President-elect Donald Trump and his adult children are facing more scrutiny for decisions that appear to engage in pay-for-play politics and potential conflicts of interest.
The latest controversy revolves around Opening Day, a recently formed Texas non-profit that lists two wealthy Texans, Tom Hicks Jr. and Gentry Beach, along with Eric Trump and Don Trump Jr. as its directors. Without naming its benefactors, organization paperwork says it is raising money for conservation charities by hosting a lavish event with "camouflage and cufflinks" attire in Washington, D.C. the day after the inauguration.
A flyer about the event, obtained by TMZ, said that donors who give $1 million were promised a photo-op with the incoming president as well as a hunting or fishing trip with one of the sons. In addition, Ray Washburne, one of Trump's fundraising chairs during the general election and head of Trump's transition team on Commerce, is a member of the events host committee.
After questions swirled about the event and his children's role in it, the Trump transition said Wednesday morning that his sons don't "plan on being involved" in the fundraiser. The Eventbrite page to register no longer mentions the Trump sons and top donors no longer get to schmooze with the president.
"The Opening Day event and details that have been reported are merely initial concepts that have not been approved or pursued by the Trump family," said Trump Press Secretary Hope Hicks in a statement Tuesday.
While Trump's sons have attempted to correct the matter by removing themselves from the event, Lisa Gilbert with Public Citizen, a government watchdog group, said that the circumstances are "inappropriate."
"The problem is that it continues to blur the line between Trumps' business dealings and monetary schemes and his new role in running the country," Gilbert said.
Trump's official inauguration committee put no limits of financial donations and is accepting donations from corporations and lobbyists. In comparison, President Barack Obama came under fire for removing the self-imposed $50,000 cap for donations for his second inauguration although he still forbade contributions from lobbyists and corporations.

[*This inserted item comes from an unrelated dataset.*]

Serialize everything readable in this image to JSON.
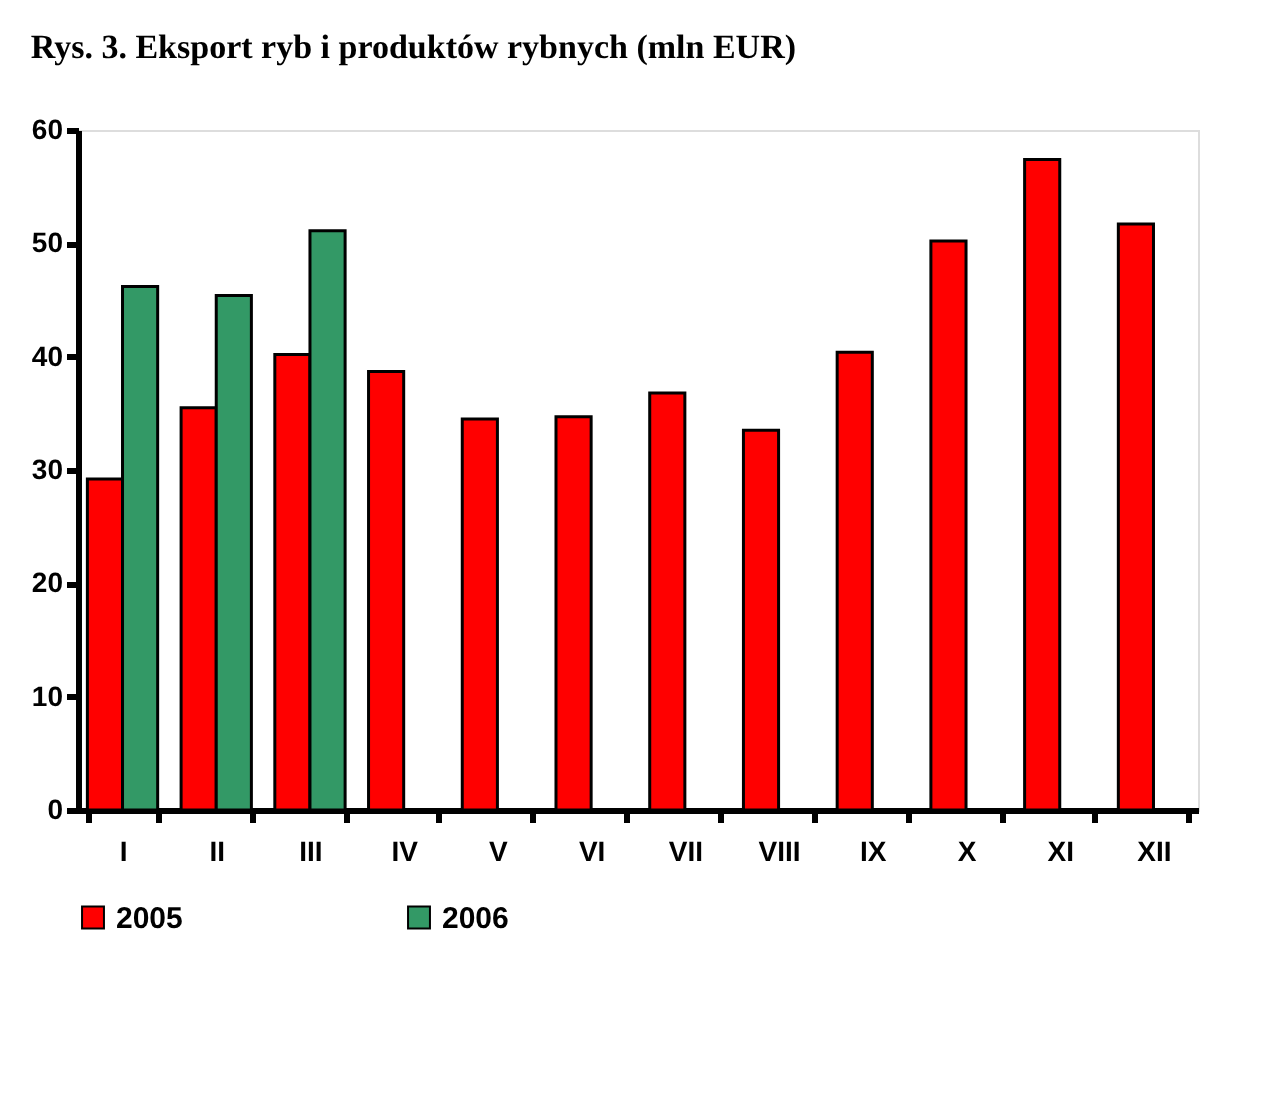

This is just the latest in a series of concerns about Trump's vast, international business dealings and the potential for conflicts of interest raised by his refusal to fully distance himself from them. His children, who are currently running his company, are also deeply involved in setting up the next administration.
His daughter Ivanka Trump sat in on a meeting with Japan's Prime Minister Shinzo Abe while her company was negotiating with a Japanese company, per media reports. She also sat in on a phone call with Argentine President Mauricio Macri while she was running Trump's business, which was trying to build a hotel in Buenos Aires.
The children had also tried to enrich their own foundation by selling their name and their access. Eric Trump sought to auction off a coffee meeting with Ivanka but after the New York Times reported that wealthy business people who wanted to get the ear of the president-elect, had bid up to $70,000 for the session, the event was cancelled. Ivanka's husband, Jared Kushner, is also a close adviser to Trump.
Those activities come with the backdrop of Trump determining how he will handle his businesses during his tenure in the White House. He is resistant to setting up a blind trust or completely divesting. He owns ventures in more than 100 countries, according to the Washington Post, and foreign diplomats and leaders are staying at his hotel and holding events there, perhaps to curry favor with the new leader.
Trump cancelled a scheduled news conference on December 15 to allow more time to figure out how his businesses would be handled. While no new date is scheduled, reporting out Wednesday says that Trump is considering a "discretionary trust," one in which he will be able to monitor his businesses and still financially benefit.
Trump campaigned on ridding influence peddling from Washington. He bragged through the primaries that he was self-funding his campaign, meaning he was beholden to nobody. After he started accepting contributions in the general election, Trump's main attack against his opponent, Hillary Clinton, was his claim that the Clinton Foundation sold access to her as secretary of State. His followers chanted - and still do - at rallies, "Lock her up." And in the final weeks, Trump vowed to "drain the swamp."
"Hillary Clinton's only allegiance is to herself, her donors and her special interests," Trump said on the campaign trail.
But critics say Trump is feeding the swamp. Amb. Norman Eisen, a former ethics attorney for President Barack Obama, said that current conduct will be playing "right on the line" of legality come January 20, Inauguration Day.
"He said he was going to drain the swamp but he's filling it with alligators … and money," Eisen said.